她在耳机线一米五的距离里看我,目光也许比这条线更短一点。
我们好像两只在夜间自由游荡的飞鸟,彼此之间仅靠一根线联结。
一旦线断开,另一只就会飞走。
恰好这时耳机里已经又再唱到:
k先生,可否阻你十八秒钟看看信【1】
我笑得很畅快,用粤语同她讲,
“你说呢?k小姐。”
她也笑了,应该是因为这句蹩脚的“k小姐”,垂了一下眼皮,睫毛盖住眼睑。她有些漫不经心地点了一根烟,但还是把心思放在了歌词里,脸上的表情很像是要等那一句“k先生”真的唱成“k小姐”。
等听到那一句:
F小姐真感激你为我每天也寄信【1】
重庆的夜将那根烟的火光和她眼梢的笑同时放大。烟雾飘到天空上,她在坡下笑得好浓烈,一直那样看着我,笑我,
“F小姐,你的粤语好烂。”
她这句话也是用粤语讲,但意外地比我标准很多。咬字缱绻,特清晰,但会比说普通话更绵一点,有点不易察觉的可爱。
我笑得弯腰,一边笑,一边倒退着走路,一边和她讲我听过的《奇洛李维斯回信》背后的故事。
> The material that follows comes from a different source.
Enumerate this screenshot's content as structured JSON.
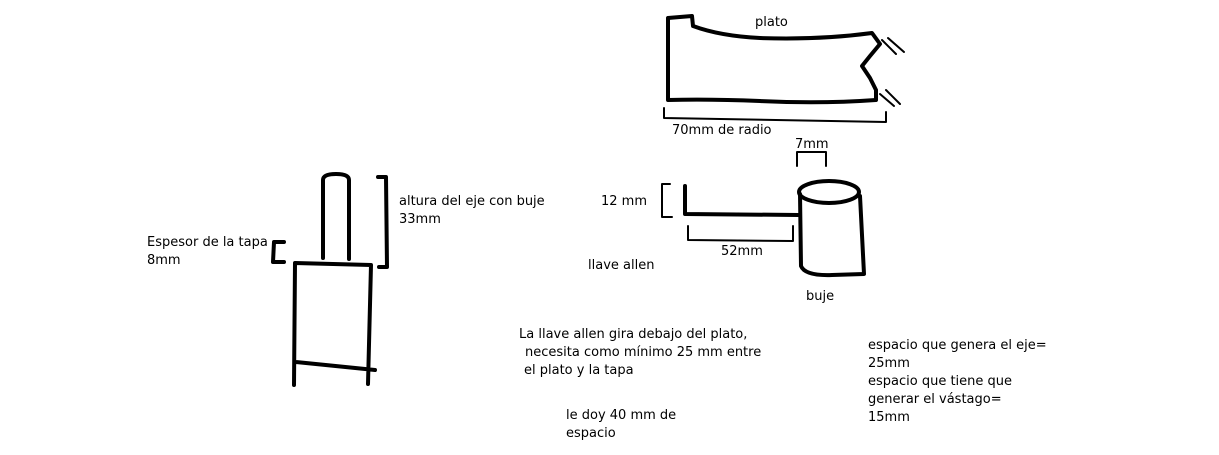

人的潜力真是无限大,我竟然可以同时做这么多事,注意力却完全集中在另一个人身上。
我和她讲,这歌讲的是一个在青春期很喜欢麦当娜的女孩,写了十年,终于得到麦当娜的回信。
原型也是两个女孩的故事。
她听完了,点点头,只说一句“挺好的”。脸上的表情没有什么变化,我知晓这个故事并没有触动到她,她似乎并不怎么相信这种向世人展露“爱”的故事。
而对我来说,我知晓故事在传来传去中肯定会有被美化或夸大,但也还是愿意相信被美化过的东西。
可能这就是我们相差的那四岁所在。
最开始我听到《苏州河》会想起这《奇洛李维斯回信》,并没有太多想法,只觉得是同一个歌手的歌,顺势便想了起来。
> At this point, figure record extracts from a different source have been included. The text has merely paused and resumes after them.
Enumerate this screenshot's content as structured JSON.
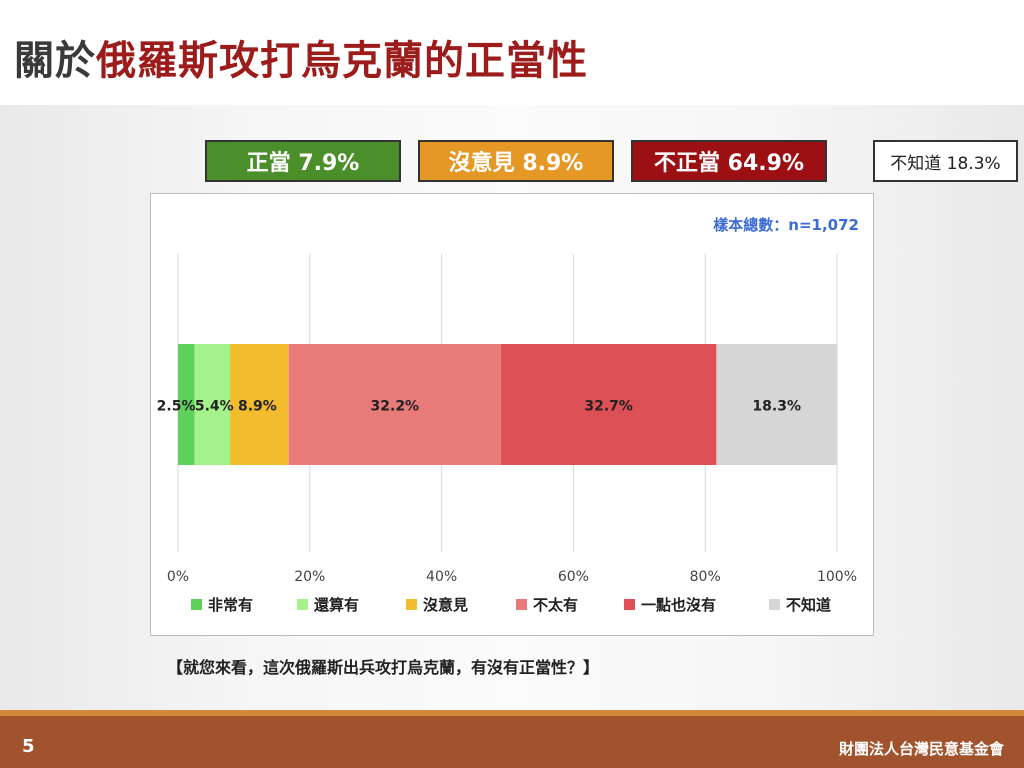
{
  "title": {
    "part1": "關於",
    "part2": "俄羅斯攻打烏克蘭的正當性"
  },
  "summary": [
    {
      "label": "正當 7.9%",
      "bg": "#4a8f2a",
      "fg": "#ffffff"
    },
    {
      "label": "沒意見 8.9%",
      "bg": "#e59826",
      "fg": "#ffffff"
    },
    {
      "label": "不正當 64.9%",
      "bg": "#9c0f12",
      "fg": "#ffffff"
    },
    {
      "label": "不知道 18.3%",
      "bg": "#ffffff",
      "fg": "#222222"
    }
  ],
  "sample_size": "樣本總數：n=1,072",
  "question": "【就您來看，這次俄羅斯出兵攻打烏克蘭，有沒有正當性？】",
  "page_number": "5",
  "organization": "財團法人台灣民意基金會",
  "chart_data": {
    "type": "bar",
    "orientation": "horizontal",
    "stacked": true,
    "xlim": [
      0,
      100
    ],
    "x_ticks": [
      "0%",
      "20%",
      "40%",
      "60%",
      "80%",
      "100%"
    ],
    "grid": true,
    "legend_position": "bottom",
    "series": [
      {
        "name": "非常有",
        "value": 2.5,
        "label": "2.5%",
        "color": "#5fd05a"
      },
      {
        "name": "還算有",
        "value": 5.4,
        "label": "5.4%",
        "color": "#a6f28c"
      },
      {
        "name": "沒意見",
        "value": 8.9,
        "label": "8.9%",
        "color": "#f2bc2e"
      },
      {
        "name": "不太有",
        "value": 32.2,
        "label": "32.2%",
        "color": "#e87a7a"
      },
      {
        "name": "一點也沒有",
        "value": 32.7,
        "label": "32.7%",
        "color": "#dd5055"
      },
      {
        "name": "不知道",
        "value": 18.3,
        "label": "18.3%",
        "color": "#d6d6d6"
      }
    ]
  }
}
但现在两个人一人一对耳机听起来,却又觉得有好多巧合。
k小姐,F小姐。和这歌里唱的一样。
即便我知晓之所以这么多人会热衷于听音乐,就是因为每一歌里面唱的都是大多数人。而每一个人,大概至少都会分泌过一次这样的错觉,就像我当下所感受到的那么奇妙
这一歌此时此刻在唱我们。
我们在这一歌里戴同一个耳机,走到偏僻的坡上不知道等会在哪里分开,又在哪里走回我的酒店她的住所,周围零星走过几个人几辆车,又宛若没有车没有人,只有我们两个人。我始终拿一个相机倒着往上走,她始终隔一根耳机线的距离望住我。
今夜的一切尤其柔软,我们像被栓在一根线上的灵魂,两个人是真的都有那么热情,尚未吃过二十出头年纪里要吃的苦头。
一路上我用我很烂、混杂着普通话和英文的粤语,问她很多我想问的问题。
“k小姐,为什么你粤语会讲得这么好?”
“k小姐,为什么你签名的海报都没有被麻辣烫店老板好好收起来?多浪费啊?”
“k小姐,这是不是你第一次演电影?”
“k小姐,你有没有粉丝啊?你的粉丝叫什么名字?”
她在一支烟一歌的时间里,故意学我,用掺着普通话和英文的粤语给了我很多的回答。